Selon le consultant Coughlin Associates, qui fait état des dernières avancées en matière de stockage magnétique, telles qu’elles ont été présentées à l’ISSC 2016 de San Francisco, pour la première fois dans l’histoire, les mémoires Flash (SSD) ont dépassées les disques durs en termes de densité surfacique.

Le 3D NAND à l’honneur

La « promesse » est à mettre au crédit de Micron qui a indiqué qu’il avait atteint une densité surfacique de 2,77 Tbsi (Tera bits per square inch) avec une mémoire 3D NAND. Supérieure donc à celle des HDD, bien qu’il faille se méfier de ce type d’affirmation, dans la mesure où d’autres études font état d’avancées encore plus spectaculaires pour les bandes et les disques durs ().

Sachant aussi que les fabricants tirent la « couverture à eux » en mélangeant ce qui est du domaine du laboratoire, de ce qui existe réellement sur les produits commercialisés.

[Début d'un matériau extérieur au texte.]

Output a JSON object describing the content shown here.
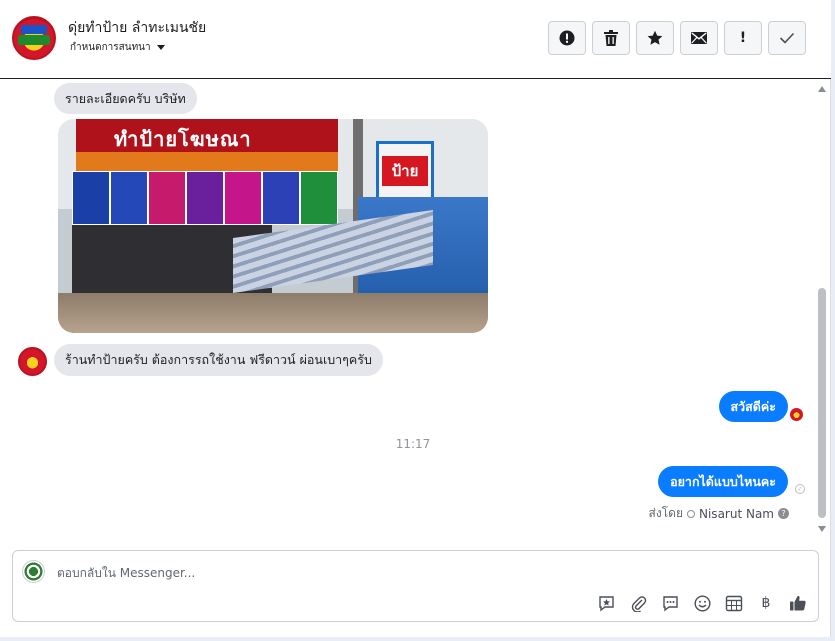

Lors de sa présentation à ISSCC 2016, Samsung s’est livré à une petite comparaison en projetant les évolutions des mémoires et celles des HDD, d’ici 2025. Comparaison un peu orientée, mais qui montrait effectivement le croisement des courbes en faveur des 3D NAND, depuis la fin 2015.

Concrètement, car somme toute, c’est cela qui est important, Samsung mais aussi d’autres fabricants, ont indiqué qu’ils prévoyaient des modèles 3D NAND à 15 TB au format 2,5 pouces. Le japonais Fixstars commercialisant déjà un modèle 13 TB en SSD même format, pour 13.000 $ (1 $ le GB), alors qu’un HDD de 8 TB, toujours selon Coughlin Associates, est vendu 515 $.

Le 3D NAND coûte cher à fabriquer

On voit bien que le 3D NAND a la côte. Mais il est difficile à fabriquer et exige des usines dédiées, dont le coût peut être jugé exorbitant, de l’ordre de 10 milliards $. Micron et Intel pouvant aussi se contenter de remettre à niveau, les outils de fabrication dont ils disposent déjà.

Au final, le coût ramené au GB est encore largement plus élevé que celui des disques, mais il diminuera suffisamment pour devenir compétitif dans certains cas. Celui des laptops de haut de gamme, par exemple, pour lesquels il pourrait représenter 25 % du marché en 2016 et 41 % en 2017, si l’on en croit l’analyste DRAMeXchange.

En termes de prix, Coughlin estime pour sa part que les SSD 3D NAND et les NAND planaires pourraient être équivalents en 2017, ce qui montre bien que Samsung, SanDisk, Toshiba, Micron et Intel, pour ne citer qu’eux, ont eu raison de s’investir dans la technologie 3D. Toutefois, Coughlin reste sceptique sur le fait que les SSD puissent descendre au prix des HDD.

Dichotomie du marché

Il ressort de tout cela qu’il faut s’attendre à ce que les SSD remplacent les HDD sur tous les hauts de gamme, tablettes et laptops, pendant que les HDD resteront prioritaires sur les produits d’entrée de gamme.

Pour ce qui est des baies de stockage, ce sera à peu près le même découpage, là aussi avec des modèles de haut de gamme totalement SSD…qui existent déjà.